Левицкий явился с коробкой, в которой лежали шесть серебряных чайных ложек, и был так доволен собой, что забыл смущаться. Сазонов прислал с санитаром ящик, а в ящике — дюжину бутылок портвейна и записку своим разборчивым почерком: «Больной А. Н. Дмитриевой. По рюмке перед обедом, для аппетита и кроветворения. Проверю». Анна прочла и засмеялась:
— Он мне это как лекарство прописал?
— Именно как лекарство. И спорить с главным врачом я бы не советовал.
Пациенты передали через Гнатюка шкатулку — резную, из желтого дерева, с крышкой на петлях из проволоки. Резал ее, как выяснилось, сибиряк с прооперированной флегмоной, неделю, еще до всякой свадьбы, а под свадьбу довел до ума и сделал рисунок на крышке: поезд, елки и над ними звезда. Анна поставила шкатулку у изголовья и складывала в нее теперь все подряд, а сибиряку отправила с тем же Гнатюком бутылку сазоновского портвейна, чем нарушила сразу два госпитальных порядка. Я сделал вид, что не заметил.
Ракитин зашел на минуту, в середине дня, по дороге куда-то. Поздравлять второй раз не стал, а положил на стол серый пакет.
— Свадебный подарок.
В пакете лежала бумага — разрешение на ношение револьвера мещанину Семену Луткову, со всеми подписями и печатями, о котором я просил его неделю назад и думал, что он забыл.
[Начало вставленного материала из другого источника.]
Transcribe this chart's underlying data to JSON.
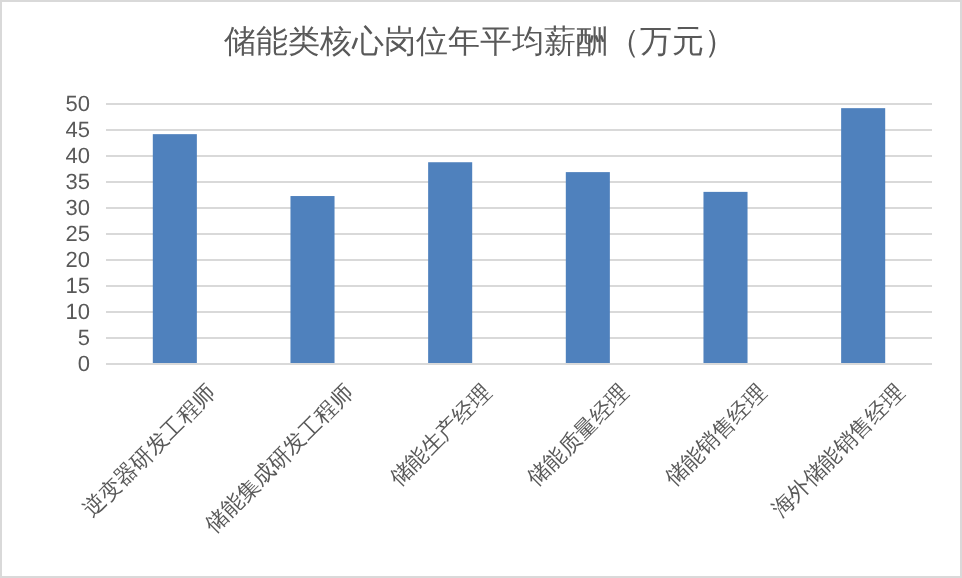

— Полезнее сервиза, — сказал Ракитин. — Сервиз бьется, а эта бумага при обыске выручает.
И ушел раньше, чем я успел поблагодарить.
Отец Павел прислал маленькую икону Николая Чудотворца, покровителя плавающих и путешествующих. Слов при ней не было никаких, но выбор был сделан не наугад: про кругосветное путешествие Анна на исповеди своих намерений, видимо, не скрыла. Она подержала икону в руках и убрала в шкатулку.
…Опыт с пробой я поставил элементарный, не требующий ни микроскопа, ни лаборатории, — только чистой посуды и терпения. Мясной бульон, прокипяченный до стерильности, я разлил в четыре пробирки. В две из них внес по капле из той самой, первой. Потом в одну засеянную и в одну чистую добавил фильтрата. Заткнул все ватой, выставил в теплое место у печи и стал ждать.
Ответ созрел за двое суток. Пробирка с гноем без лекарства помутнела вся, до дна, и на поверхности собралась сероватая пленка — зараза жила там и плодилась в свое удовольствие. Пробирка с гноем и фильтратом стояла прозрачная. Чистые обе остались чистыми, значит, посуда и бульон были ни при чем.
Я записал результат в тетрадь, с датами и номерами. Семен видел это.
— Стало быть, работает?
— Работает. Мы, положим, и так это знали. Собака знала. Анна Николаевна знает лучше всех. Но одно дело знать, а другое — иметь запись, которую можно показать. Когда-нибудь эти пробирки будут стоить дорого.
— Тогда я их вымою и приберу, — рассудительно сказал Семен.
Пес к тому времени выздоровел окончательно и бесповоротно.
Рана на спине закрылась, зарубцевалась и заросла бы шерстью, если бы я не выстригал ее для осмотров. Он отъелся, шерсть залоснилась, глаза заблестели, и из полудохлого мешка костей получилась здоровенная веселая дворняга, белая с черным, которая встречала нас с Семеном таким грохотом хвоста по ящикам, что Ковалев жаловался. Все зажило — как на собаке, тут уж ничего не прибавишь.
По уму его следовало выпустить: выздоровел — ступай. Рука не поднялась ни у меня, ни у Семена. К тому же пес был мне еще нужен — как первый пациент, чью историю болезни я вел с первого дня и собирался вести дальше, для науки. И я перевез его в госпиталь.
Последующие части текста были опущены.